= Menestratus (Thespiae) =

Hero from Thespiae in Greek mythology

In Greek mythology, Menestratus (/ˌmɛnɪˈstrætəs/; Μενέστρατος) is a Thespian man who dies trying to slay a dragon in an attempt to save his lover from the monster. His story is recounted in Description of Greece, a second-century work by Greek traveller and geographer Pausanias.

== Mythology ==
Menestratus lived in Thespiae, where he met and became lovers with a man named Cleostratus. Soon, a great dragon started ravaging their city, and the citizens looked to Zeus for help. The god commanded them to sacrifice a teenage boy each year to the monster, which they did for an undisclosed number of years. When the lot fell to Cleostratus, Menestratus devised a trick in order to save his lover from such fate. He made a bronze breastplate with a fish-hook on each plate, point turned upwards. Clad in the breastplate he willingly offered himself to the dragon, convinced it would kill it. The dragon devoured him, and like Menestratus had predicted, it died indeed, though at the cost of Menestratus' own life. Afterwards, the Thespians erected a bronze cult statue to honour Zeus the Saviour.

== Culture ==
The story bears a lot of similarities to the myth of Alcyoneus and Eurybarus.

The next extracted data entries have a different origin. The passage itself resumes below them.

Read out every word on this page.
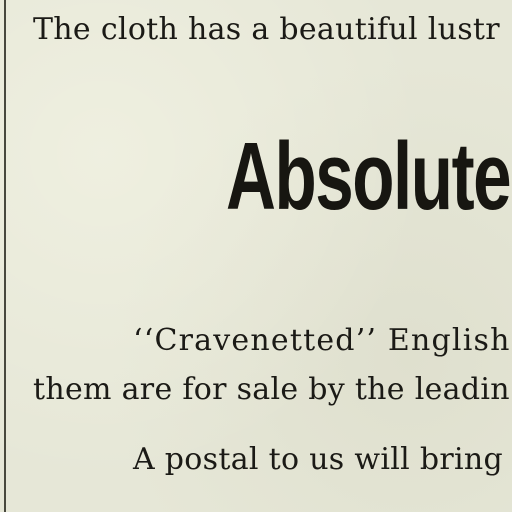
The cloth has a beautiful lustr
Absolute
‘‘Cravenetted’’ English
them are for sale by the leadin
A postal to us will bring
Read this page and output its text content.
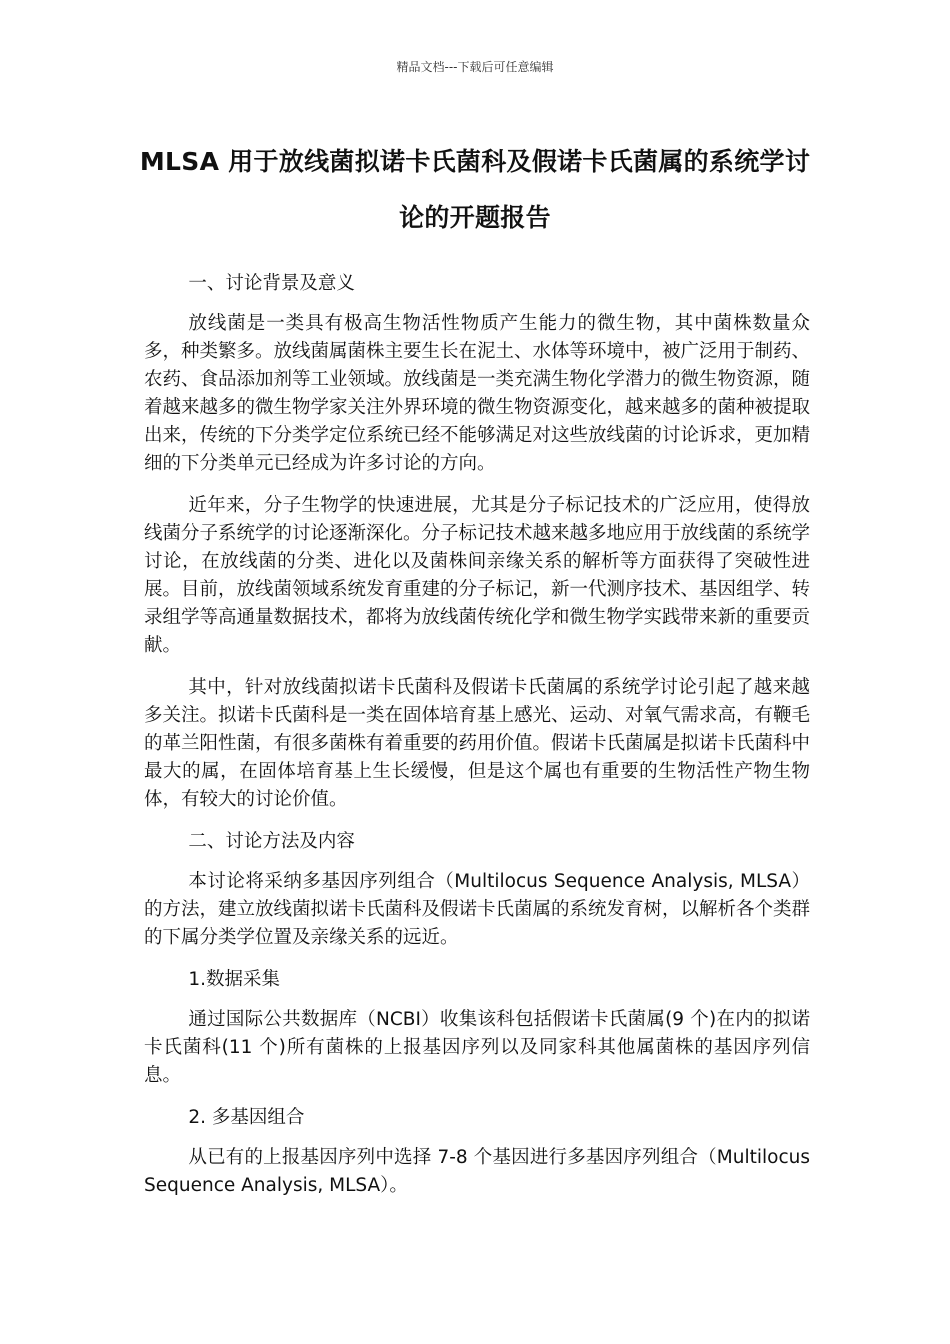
精品文档---下载后可任意编辑
MLSA 用于放线菌拟诺卡氏菌科及假诺卡氏菌属的系统学讨论的开题报告

一、讨论背景及意义

放线菌是一类具有极高生物活性物质产生能力的微生物，其中菌株数量众多，种类繁多。放线菌属菌株主要生长在泥土、水体等环境中，被广泛用于制药、农药、食品添加剂等工业领域。放线菌是一类充满生物化学潜力的微生物资源，随着越来越多的微生物学家关注外界环境的微生物资源变化，越来越多的菌种被提取出来，传统的下分类学定位系统已经不能够满足对这些放线菌的讨论诉求，更加精细的下分类单元已经成为许多讨论的方向。

近年来，分子生物学的快速进展，尤其是分子标记技术的广泛应用，使得放线菌分子系统学的讨论逐渐深化。分子标记技术越来越多地应用于放线菌的系统学讨论，在放线菌的分类、进化以及菌株间亲缘关系的解析等方面获得了突破性进展。目前，放线菌领域系统发育重建的分子标记，新一代测序技术、基因组学、转录组学等高通量数据技术，都将为放线菌传统化学和微生物学实践带来新的重要贡献。

其中，针对放线菌拟诺卡氏菌科及假诺卡氏菌属的系统学讨论引起了越来越多关注。拟诺卡氏菌科是一类在固体培育基上感光、运动、对氧气需求高，有鞭毛的革兰阳性菌，有很多菌株有着重要的药用价值。假诺卡氏菌属是拟诺卡氏菌科中最大的属，在固体培育基上生长缓慢，但是这个属也有重要的生物活性产物生物体，有较大的讨论价值。

二、讨论方法及内容

本讨论将采纳多基因序列组合（Multilocus Sequence Analysis, MLSA）的方法，建立放线菌拟诺卡氏菌科及假诺卡氏菌属的系统发育树，以解析各个类群的下属分类学位置及亲缘关系的远近。

1.数据采集

通过国际公共数据库（NCBI）收集该科包括假诺卡氏菌属(9 个)在内的拟诺卡氏菌科(11 个)所有菌株的上报基因序列以及同家科其他属菌株的基因序列信息。

2. 多基因组合

从已有的上报基因序列中选择 7-8 个基因进行多基因序列组合（Multilocus Sequence Analysis, MLSA）。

In both cases a horrifying beast terrorises a place, and a man chooses to confront it in the stead of their love interests, who are the intended sacrificial victims. Unlike Eurybarus however, Menestratus does not survive the ordeal. The lovers being of the same sex is noted to be a rare variant among the many versions of the dragon-slaying fairytale trope.